BAB 9

2.1K 291 8
                                    

Saya nggak menyangka malam-malam begini ditraktir tiga cangkir kopi oleh Mistyares, "Semoga setan-setan badmood dalam diri Buki minggat", katanya dalam sebuah catatan kecil. Although you consider this small, but it really means a lot.

□■□■□■□■□

Setiap hari mereka menikmati hidangan di meja makan yang sama. Setiap pagi mereka bertegur sapa. Setiap hari mereka selalu membalas senyuman. Hingga sampai akhirnya mereka berdua pergi jalan-jalan mengelilingi Tokyo menggunakan bus pariwisata seharian. Sampailah mereka makan malam berdua di sebuah restoran Prancis sebagai tempat terakhir untuk singgah. Hinata maupun Naruto, seharian ini mereka benar-benar senang.

"Aku sudah pesan anggur tanpa kandungan alkohol, jadi kau bisa menikmatinya."

Hinata melihat sekelilingnya. Mencoba mengingat kapan terakhir dia berada di tempat semewah ini bersama orangtuanya. Setiap hari pernikahan orangtuanya, ayah dan ibunya selalu menghabiskan waktu di restoran steik, tentu juga mengajak anak-anak mereka yang cantik. Namun setidaknya sudah dua tahun terakhir ini mereka memang jarang keluar sekadar pergi ke restoran keluarga. Syukur-syukur kalau mereka masih sering pergi piknik musim panas.

"Kalau mau pesan anggur dengan kandungan alkohol tidak apa-apa kok. Aku sudah bisa minum alkohol, dan sesekali aku minum bir bersama temanku."

"Kita sudah lelah seharian ini berkeliling, memang sepantasnya harus menikmati sesuatu yang sedikit agak keras," kata Naruto, kemudian pemuda itu melambaikan tangan pada seorang pelayan muda. "Kami boleh mengubah pesanan anggur? Tolong ganti dengan yang ada kandungan alkohol, tapi jangan terlalu kuat." Pelayan tersebut cepat menyetujui.

Di restoran Prancis tersebut, mereka berdua duduk di lantai tiga. Dekat jendela, yang membuat Hinata bisa melihat pemandangan kota. Seharian ini memang sangat menyenangkan. Ia tidak menyangka begitu sangat bahagia hanya karena menjadi turis dadakan di tempat kelahirannya sendiri.
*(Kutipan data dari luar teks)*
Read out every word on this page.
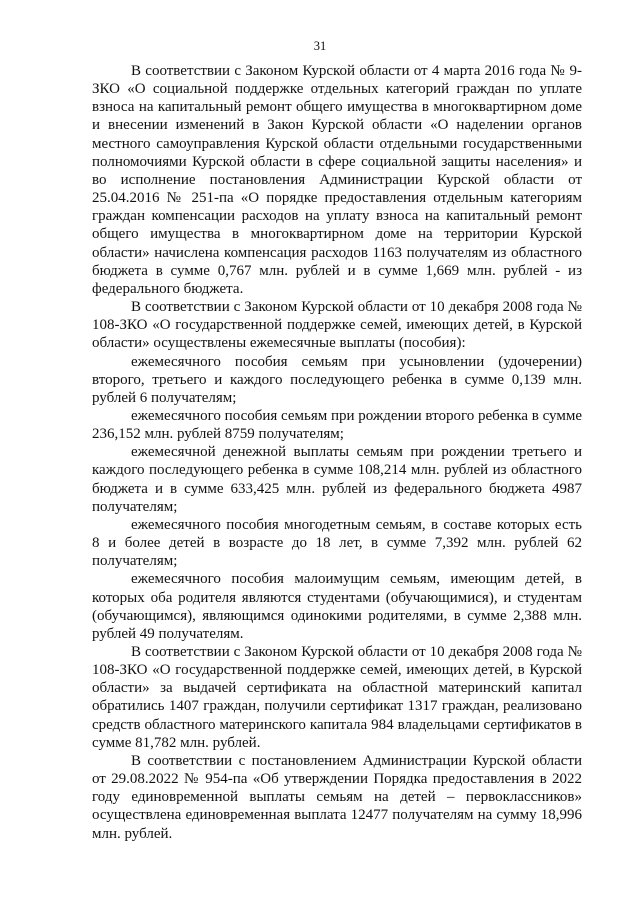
31

В соответствии с Законом Курской области от 4 марта 2016 года № 9-ЗКО «О социальной поддержке отдельных категорий граждан по уплате взноса на капитальный ремонт общего имущества в многоквартирном доме и внесении изменений в Закон Курской области «О наделении органов местного самоуправления Курской области отдельными государственными полномочиями Курской области в сфере социальной защиты населения» и во исполнение постановления Администрации Курской области от 25.04.2016 № 251-па «О порядке предоставления отдельным категориям граждан компенсации расходов на уплату взноса на капитальный ремонт общего имущества в многоквартирном доме на территории Курской области» начислена компенсация расходов 1163 получателям из областного бюджета в сумме 0,767 млн. рублей и в сумме 1,669 млн. рублей - из федерального бюджета.

В соответствии с Законом Курской области от 10 декабря 2008 года № 108-ЗКО «О государственной поддержке семей, имеющих детей, в Курской области» осуществлены ежемесячные выплаты (пособия):

ежемесячного пособия семьям при усыновлении (удочерении) второго, третьего и каждого последующего ребенка в сумме 0,139 млн. рублей 6 получателям;

ежемесячного пособия семьям при рождении второго ребенка в сумме 236,152 млн. рублей 8759 получателям;

ежемесячной денежной выплаты семьям при рождении третьего и каждого последующего ребенка в сумме 108,214 млн. рублей из областного бюджета и в сумме 633,425 млн. рублей из федерального бюджета 4987 получателям;

ежемесячного пособия многодетным семьям, в составе которых есть 8 и более детей в возрасте до 18 лет, в сумме 7,392 млн. рублей 62 получателям;

ежемесячного пособия малоимущим семьям, имеющим детей, в которых оба родителя являются студентами (обучающимися), и студентам (обучающимся), являющимся одинокими родителями, в сумме 2,388 млн. рублей 49 получателям.

В соответствии с Законом Курской области от 10 декабря 2008 года № 108-ЗКО «О государственной поддержке семей, имеющих детей, в Курской области» за выдачей сертификата на областной материнский капитал обратились 1407 граждан, получили сертификат 1317 граждан, реализовано средств областного материнского капитала 984 владельцами сертификатов в сумме 81,782 млн. рублей.

В соответствии с постановлением Администрации Курской области от 29.08.2022 № 954-па «Об утверждении Порядка предоставления в 2022 году единовременной выплаты семьям на детей – первоклассников» осуществлена единовременная выплата 12477 получателям на сумму 18,996 млн. рублей.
Pesanan mereka datang, steik yang dimasak medium. Anggur yang cocok bagi mereka dengan sedikit sentuhan asam dan pahit yang menampar mulut mereka. "Apa untuk makanan ini boleh aku yang traktir?" tawar Hinata, membuat Naruto tertegun, dia meletakkan gelas anggurnya ke atas meja, menggeleng-gelengkan kepala untuk menolak. "Kau sudah tahu, kalau aku bekerja bukan karena kekurangan uang, aku bekerja karena aku ingin hidup mandiri."

"Iya, aku tahu betul. Tapi hari ini aku yang mengajakmu, jadi biarkan aku yang membayar semuanya."

Hinata hanya mengumbar senyumannya. Mereka mulai terbuka, tapi bagi Hinata, dia tetap tidak ingin adanya pernikahan di antara mereka—daripada menyetujui pernikahan, mengapa mereka tidak menjadi saudara yang saling melengkapi saja?

Siapa pun itu bahkan mengira Naruto jauh lebih tua dari Hinata. Badan pemuda itu tinggi, besar, pundaknya lebar, wajahnya tegas, dan tentunya otaknya yang sangat cemerlang. Meski kenyataannya usia mereka tidak jauh berbeda, tapi sosok Naruto pantas untuk menjadi seorang kakak bagi Hinata.

Kalau dilihat dari sisi betapa menawan lelaki itu, Hinata tiba-tiba rendah diri, takut bahwa dirinya mungkin gadis yang tidak pernah pantas berada di sisi laki-laki itu dengan status macam apa pun. Tidak peduli sebagai seorang adik, tidak peduli seorang kekasih, atau tidak peduli sebagai seorang istri. Hinata memiliki banyak kekurangan. Apalagi dia belum menemukan masa depan yang jelas. Ia akan berada di perguruan tinggi kalau dia benar-benar menemukan minatnya dalam bidang yang disukainya kelak.

"Oh, iya, apakah aku boleh tanya tentang sesuatu, mungkin ini sedikit privasi bagimu," dengan mengamati dan takut-takut bahwa pertanyaannya mungkin dapat menyinggung, Hinata menunduk sebentar sebelum akhirnya mempertanyakan, "Mengapa bisa kau punya tato di tubuhmu?"